Yes, there is still life in Baroque Mansions! I’d describe what’s been going on around here but it just goes whoosh whoooosh WHOOSH, even when it’s sitting so still you think it’s stagnating. And even that’s just because it’s moving so fast all around you you can’t see anything outside it, & frankly I think the better policy is just to ignore it when possible and keep looking straight ahead. It is, as I say, Life.

Just trying to get used to new conditions and make a familiar corner where I can work, and work out what happens next.

Of course, the very next thing is Aldeburgh Poetry Festival, where I will be blogging-in-residence in under three weeks! I’ve been reading really wonderful books, about whose authors I will be giving a one-hour talk on Friday Nov 2nd.

Term’s proper underway, too. Classes and tutorials and masses of very interested people, and stimulating conversations about poems and meaning and trochees and dactyls and how does substitution work, and when is it a spondee, and last week my favourite metrical foot, the dactyl.
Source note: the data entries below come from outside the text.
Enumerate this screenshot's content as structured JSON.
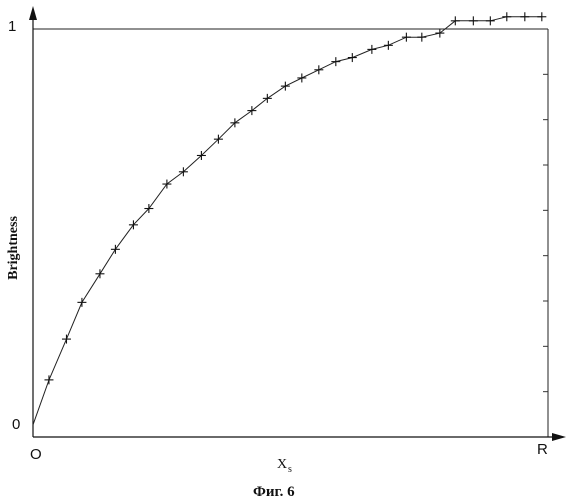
{
  "chart_data": {
    "type": "line",
    "title": "",
    "ylabel": "Brightness",
    "xlabel_main": "X",
    "xlabel_sub": "s",
    "caption": "Фиг. 6",
    "x_ticklabels": {
      "start": "O",
      "end": "R"
    },
    "y_ticklabels": {
      "start": "0",
      "end": "1"
    },
    "xlim": [
      0,
      1
    ],
    "ylim": [
      0,
      1
    ],
    "grid": false,
    "marker": "+",
    "series": [
      {
        "x": [
          0,
          0.031,
          0.065,
          0.095,
          0.13,
          0.16,
          0.195,
          0.225,
          0.26,
          0.292,
          0.327,
          0.36,
          0.392,
          0.425,
          0.455,
          0.49,
          0.522,
          0.555,
          0.588,
          0.62,
          0.658,
          0.69,
          0.725,
          0.755,
          0.79,
          0.82,
          0.855,
          0.888,
          0.92,
          0.955,
          0.988
        ],
        "y": [
          0.03,
          0.14,
          0.24,
          0.33,
          0.4,
          0.46,
          0.52,
          0.56,
          0.62,
          0.65,
          0.69,
          0.73,
          0.77,
          0.8,
          0.83,
          0.86,
          0.88,
          0.9,
          0.92,
          0.93,
          0.95,
          0.96,
          0.98,
          0.98,
          0.99,
          1.02,
          1.02,
          1.02,
          1.03,
          1.03,
          1.03
        ]
      }
    ]
  }
}
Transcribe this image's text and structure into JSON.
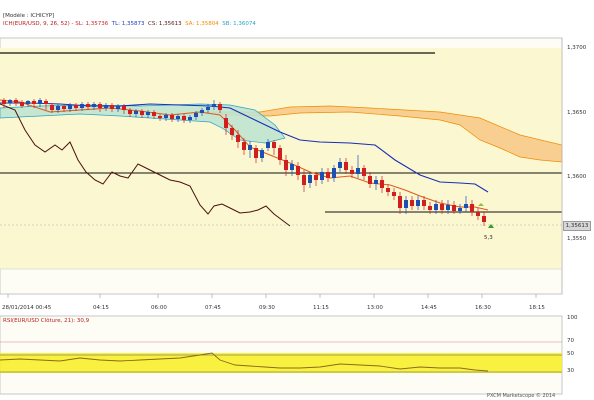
{
  "header": {
    "module_label": "[Modèle : ICHICYP]",
    "symbol_label": "ICH(EUR/USD, 9, 26, 52) -",
    "indicator_values": [
      {
        "name": "SL",
        "text": "SL: 1,35736",
        "color": "#c62828"
      },
      {
        "name": "TL",
        "text": "TL: 1,35873",
        "color": "#1f3fbf"
      },
      {
        "name": "CS",
        "text": "CS: 1,35613",
        "color": "#5a1a1a"
      },
      {
        "name": "SA",
        "text": "SA: 1,35804",
        "color": "#f08c00"
      },
      {
        "name": "SB",
        "text": "SB: 1,36074",
        "color": "#29a3c7"
      }
    ]
  },
  "price_axis": {
    "ticks": [
      "1,3700",
      "1,3650",
      "1,3600",
      "1,3550"
    ],
    "current_price": "1,35613"
  },
  "time_axis": {
    "labels": [
      "28/01/2014 00:45",
      "04:15",
      "06:00",
      "07:45",
      "09:30",
      "11:15",
      "13:00",
      "14:45",
      "16:30",
      "18:15"
    ]
  },
  "annotations": {
    "signal_value": "5,3"
  },
  "rsi_panel": {
    "label": "RSI(EUR/USD Clôture, 21): 30,9",
    "ticks": [
      "100",
      "70",
      "50",
      "30"
    ]
  },
  "footer": {
    "copyright": "PXCM Marketscope © 2014"
  },
  "colors": {
    "plot_background": "#fbf7d0",
    "bull_candle": "#1e4fb4",
    "bear_candle": "#d11e1e",
    "cloud_bull": "#bfe3cf",
    "cloud_bear": "#f7c98a",
    "tenkan": "#e05a1a",
    "kijun": "#1a2db8",
    "chikou": "#4a1010"
  }
}
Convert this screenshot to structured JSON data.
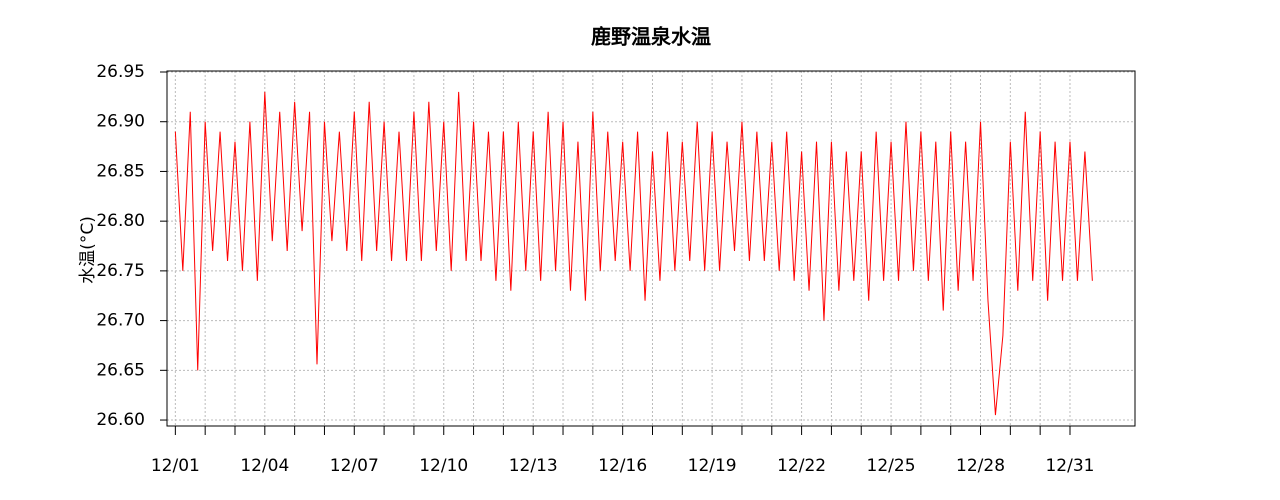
{
  "chart_data": {
    "type": "line",
    "title": "鹿野温泉水温",
    "y_label": "水温(°C)",
    "x": [
      1,
      1.25,
      1.5,
      1.75,
      2,
      2.25,
      2.5,
      2.75,
      3,
      3.25,
      3.5,
      3.75,
      4,
      4.25,
      4.5,
      4.75,
      5,
      5.25,
      5.5,
      5.75,
      6,
      6.25,
      6.5,
      6.75,
      7,
      7.25,
      7.5,
      7.75,
      8,
      8.25,
      8.5,
      8.75,
      9,
      9.25,
      9.5,
      9.75,
      10,
      10.25,
      10.5,
      10.75,
      11,
      11.25,
      11.5,
      11.75,
      12,
      12.25,
      12.5,
      12.75,
      13,
      13.25,
      13.5,
      13.75,
      14,
      14.25,
      14.5,
      14.75,
      15,
      15.25,
      15.5,
      15.75,
      16,
      16.25,
      16.5,
      16.75,
      17,
      17.25,
      17.5,
      17.75,
      18,
      18.25,
      18.5,
      18.75,
      19,
      19.25,
      19.5,
      19.75,
      20,
      20.25,
      20.5,
      20.75,
      21,
      21.25,
      21.5,
      21.75,
      22,
      22.25,
      22.5,
      22.75,
      23,
      23.25,
      23.5,
      23.75,
      24,
      24.25,
      24.5,
      24.75,
      25,
      25.25,
      25.5,
      25.75,
      26,
      26.25,
      26.5,
      26.75,
      27,
      27.25,
      27.5,
      27.75,
      28,
      28.25,
      28.5,
      28.75,
      29,
      29.25,
      29.5,
      29.75,
      30,
      30.25,
      30.5,
      30.75,
      31,
      31.25,
      31.5,
      31.75
    ],
    "series": [
      {
        "name": "水温",
        "color": "#ff0000",
        "values": [
          26.89,
          26.75,
          26.91,
          26.65,
          26.9,
          26.77,
          26.89,
          26.76,
          26.88,
          26.75,
          26.9,
          26.74,
          26.93,
          26.78,
          26.91,
          26.77,
          26.92,
          26.79,
          26.91,
          26.656,
          26.9,
          26.78,
          26.89,
          26.77,
          26.91,
          26.76,
          26.92,
          26.77,
          26.9,
          26.76,
          26.89,
          26.76,
          26.91,
          26.76,
          26.92,
          26.77,
          26.9,
          26.75,
          26.93,
          26.76,
          26.9,
          26.76,
          26.89,
          26.74,
          26.89,
          26.73,
          26.9,
          26.75,
          26.89,
          26.74,
          26.91,
          26.75,
          26.9,
          26.73,
          26.88,
          26.72,
          26.91,
          26.75,
          26.89,
          26.76,
          26.88,
          26.75,
          26.89,
          26.72,
          26.87,
          26.74,
          26.89,
          26.75,
          26.88,
          26.76,
          26.9,
          26.75,
          26.89,
          26.75,
          26.88,
          26.77,
          26.9,
          26.76,
          26.89,
          26.76,
          26.88,
          26.75,
          26.89,
          26.74,
          26.87,
          26.73,
          26.88,
          26.7,
          26.88,
          26.73,
          26.87,
          26.74,
          26.87,
          26.72,
          26.89,
          26.74,
          26.88,
          26.74,
          26.9,
          26.75,
          26.89,
          26.74,
          26.88,
          26.71,
          26.89,
          26.73,
          26.88,
          26.74,
          26.9,
          26.72,
          26.605,
          26.685,
          26.88,
          26.73,
          26.91,
          26.74,
          26.89,
          26.72,
          26.88,
          26.74,
          26.88,
          26.74,
          26.87,
          26.74
        ]
      }
    ],
    "xlim": [
      0.72,
      33.18
    ],
    "xticks": [
      {
        "value": 1,
        "label": "12/01"
      },
      {
        "value": 4,
        "label": "12/04"
      },
      {
        "value": 7,
        "label": "12/07"
      },
      {
        "value": 10,
        "label": "12/10"
      },
      {
        "value": 13,
        "label": "12/13"
      },
      {
        "value": 16,
        "label": "12/16"
      },
      {
        "value": 19,
        "label": "12/19"
      },
      {
        "value": 22,
        "label": "12/22"
      },
      {
        "value": 25,
        "label": "12/25"
      },
      {
        "value": 28,
        "label": "12/28"
      },
      {
        "value": 31,
        "label": "12/31"
      }
    ],
    "xminor_ticks": [
      2,
      3,
      5,
      6,
      8,
      9,
      11,
      12,
      14,
      15,
      17,
      18,
      20,
      21,
      23,
      24,
      26,
      27,
      29,
      30
    ],
    "ylim": [
      26.594,
      26.951
    ],
    "yticks": [
      {
        "value": 26.6,
        "label": "26.60"
      },
      26.65,
      {
        "value": 26.7,
        "label": "26.70"
      },
      26.75,
      {
        "value": 26.8,
        "label": "26.80"
      },
      26.85,
      {
        "value": 26.9,
        "label": "26.90"
      },
      26.95
    ],
    "grid": true
  }
}
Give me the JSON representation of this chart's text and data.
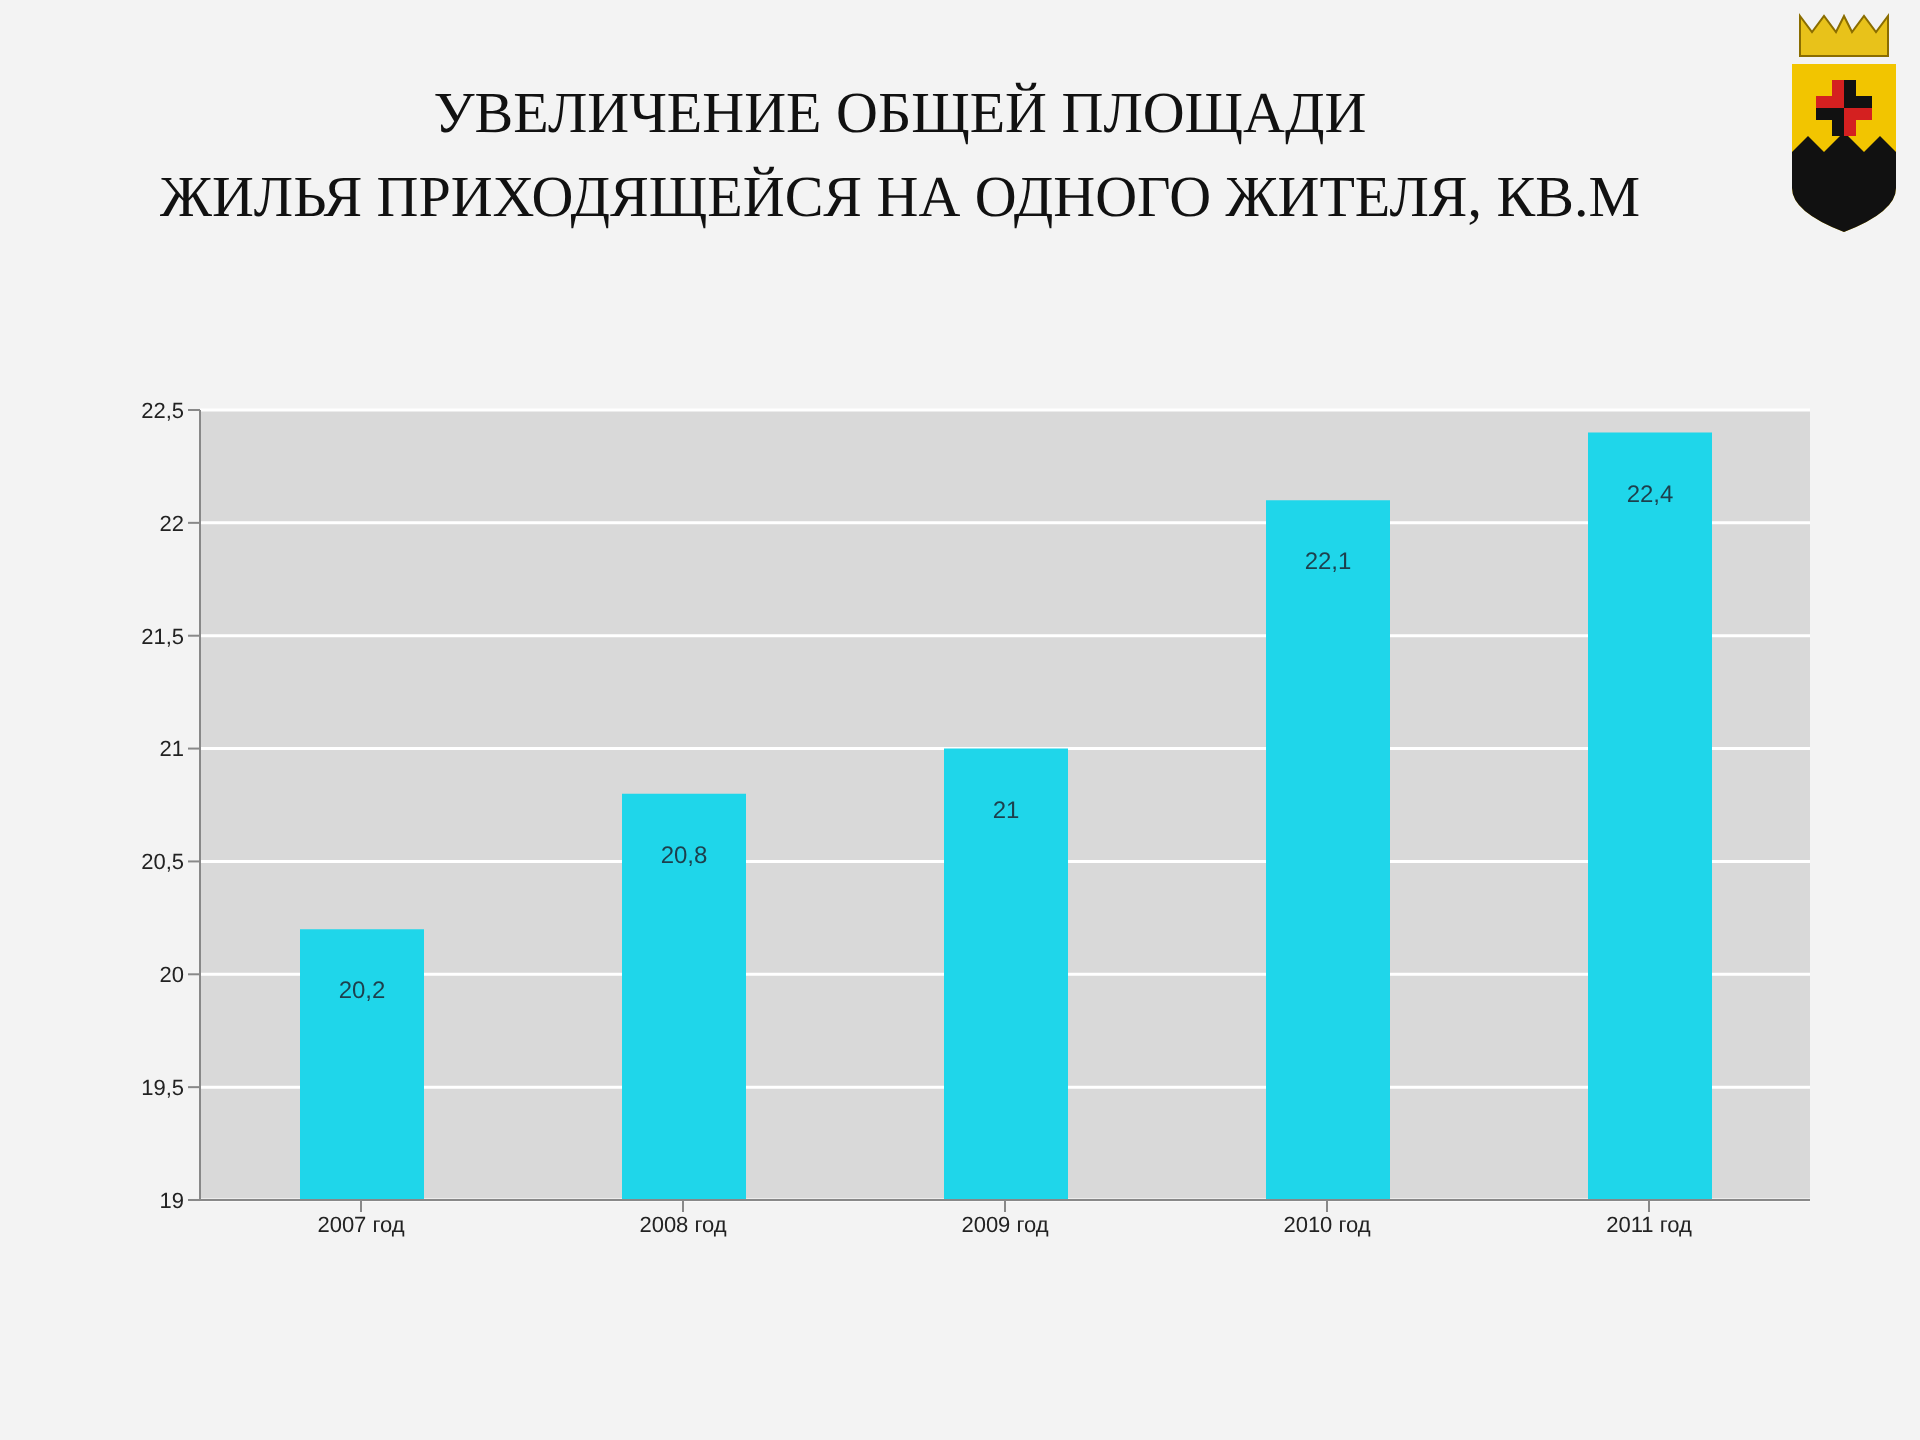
{
  "chart_data": {
    "type": "bar",
    "title": "УВЕЛИЧЕНИЕ ОБЩЕЙ ПЛОЩАДИ\nЖИЛЬЯ ПРИХОДЯЩЕЙСЯ НА ОДНОГО ЖИТЕЛЯ, КВ.М",
    "categories": [
      "2007 год",
      "2008 год",
      "2009 год",
      "2010 год",
      "2011 год"
    ],
    "values": [
      20.2,
      20.8,
      21,
      22.1,
      22.4
    ],
    "color": "#1fd6ea",
    "value_labels": [
      "20,2",
      "20,8",
      "21",
      "22,1",
      "22,4"
    ],
    "ylim": [
      19,
      22.5
    ],
    "yticks": [
      19,
      {
        "value": 19.5,
        "label": "19,5"
      },
      20,
      {
        "value": 20.5,
        "label": "20,5"
      },
      21,
      {
        "value": 21.5,
        "label": "21,5"
      },
      22,
      {
        "value": 22.5,
        "label": "22,5"
      }
    ],
    "grid": "y"
  }
}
And the amphibrach and the molossus.

For information, a molossus has three syllables, all of which are stressed. Like the spondee and the pyrrhic foot, this comes on its own in a line made up otherwise of normal feet. You can’t have a whole line of either stressed or unstressed syllables, it’s like going up and never coming down. And the amphibrach is a symmetrical foot with two unstressed syllables surrounding a stress. It’s the foot of the limerick.

I sit at the foot of the limerick.

There was an old man from Molossus
who fancied himself a Colossus.
But the girls looked rolled their eyes
when he sprung his surprise –
‘He’s so stressed! It will never impross us.’

An amphibrach of the Jurassic
was considered a dinosaur classic.
His perfection of form
took the raptors by storm.
Then they ate him: that’s classic Jurassic.

At the top, some vintage kitten fabric I’ve been using as my desktop on my computer. As you do. Click to see more about the designer, Tammis Keefe; I think she’d have made a very pretty dactyl fabric if she’d had a chance.

Flibberty gibberty,
Statue of Liberty
holds up her torch like a
fire in a box.

The water floats, and the boats,
under her giant cloaks,
but she’s held up by a
mountain of rocks.

Sorry, that’s random, and it’s a bad rhyme, I don’t have time. You do it. If it all gets too much, just do what I’ve been doing. Look at the cats.